He asked his professor at the start of an MBA entrepreneurship course if he
should take the class because he had scored very low on an entrepreneurship
test in a magazine. He took the course, however, and wrote an award-winning
plan for a business that was a success from the very beginning.
There is no neat set of behavioral attributes that allows us
to separate entrepreneurs from nonentrepreneurs. A person who rises to the top
of any occupation, whether an entrepreneur or an administrator, is an achiever.
Granted, any would-be entrepreneur must have a need to achieve, but so must
anyone else with ambitions to be successful.
It does appear that entrepreneurs have a higher internal
locus of control than nonen- trepreneurs, which means that they have a stronger
desire to be in control of their own fate.4 This has been confirmed by many
surveys in which entrepreneurs said independence was a very important reason for starting their
businesses. The main reasons they gave were inde- pendence, financial success, self-realization,
recognition, innovation, and roles (to continue a family tradition, to follow
the example of an admired person, to be respected by friends). Men rated
financial success and innovation higher than women did. Interestingly, the
reasons that nascent entrepreneurs gave for starting a business were similar to
the reasons given by nonentrepreneurs for choosing jobs.5
The most important characteristics of successful
entrepreneurs are shown in Figure 2.2.
Environmental Factors
Perhaps as important as personal attributes are the external
influences on a would-be entrepreneur. It’s no accident that some parts of the
world are more entrepreneurial than others. The most famous region of high-tech
entrepreneurship is Silicon Valley. Because everyone in Silicon Valley knows
someone who has made it big as an entrepreneur, role models abound. This
situation produces what Stanford University sociologist Everett Rogers called
“Silicon Valley fever.”6 It seems as if everyone in the valley catches that bug
sooner or later and wants to start a business. To facilitate the process, there
are venture capitalists who understand how to select and nurture high-tech
entrepreneurs, bankers who specialize in lending to them, lawyers who
understand the importance of intellectual property and how to protect it,
landlords who are experienced in renting real estate to fledgling companies,
suppliers who are willing to sell goods on credit to companies with no credit
history, and even politicians who are supportive.
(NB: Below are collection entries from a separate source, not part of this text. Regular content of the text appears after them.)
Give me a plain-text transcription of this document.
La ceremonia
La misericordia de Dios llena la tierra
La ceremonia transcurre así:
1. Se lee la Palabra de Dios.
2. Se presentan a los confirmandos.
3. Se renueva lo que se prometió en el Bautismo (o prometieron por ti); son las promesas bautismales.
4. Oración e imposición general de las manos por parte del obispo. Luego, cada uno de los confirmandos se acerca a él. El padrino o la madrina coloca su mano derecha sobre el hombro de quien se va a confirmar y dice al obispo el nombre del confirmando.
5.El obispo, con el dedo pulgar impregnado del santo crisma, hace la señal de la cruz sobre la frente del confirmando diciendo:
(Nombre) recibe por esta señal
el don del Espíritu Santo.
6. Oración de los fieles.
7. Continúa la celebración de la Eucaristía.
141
Knowing successful entrepreneurs at work or in your personal
life makes becoming one yourself seem much more achievable. Indeed, if a close
relative is an entrepreneur, you are more likely to want to become an
entrepreneur yourself, especially if that relative is your mother or father. At
Babson College, more than half of the undergraduates studying entrepreneurship
come from families that own businesses, and half of the Inc. 500 entrepreneurs
in 2012 had a parent who was an entrepreneur.7 But you don’t have to be from a
business-owning family to become an entrepreneur. Bill Gates, for example, was
following the family tradition of becoming a lawyer when he dropped out of
Harvard and founded Microsoft. He was in the fledgling microcomputer industry,
which was being built by entrepreneurs, so he had plenty of role models among
his friends and acquaintances. The United States has an abundance of high-tech
entrepreneurs who are household names. One of them, Meg Whitman (eBay and
Hewlett-Packard), is so well known that she was the gubernatorial candidate
preferred by 41% of California voters in 2012 . Some universities are hotbeds
of entrepreneurship. For example, Massachusetts Institute of Technology (MIT)
has produced numerous entrepreneurs among its faculty and alums. Companies with
an MIT connection transformed the Massachusetts economy from one based on
decaying shoe and textile industries into one based on high technology.
The Entrepreneur and the Management Team
Regardless of how right the opportunity may seem to be, it
will not become a successful business unless it is developed by a person with
strong entrepreneurial and management skills. What are the important skills?
First and foremost, entrepreneurs should have experience in
the same industry or a similar one. Starting a business is a very demanding
undertaking indeed. It is no time for on-the-job training. If would-be
entrepreneurs do not have the right experience, they should either get it
before starting their new venture or find partners who have it.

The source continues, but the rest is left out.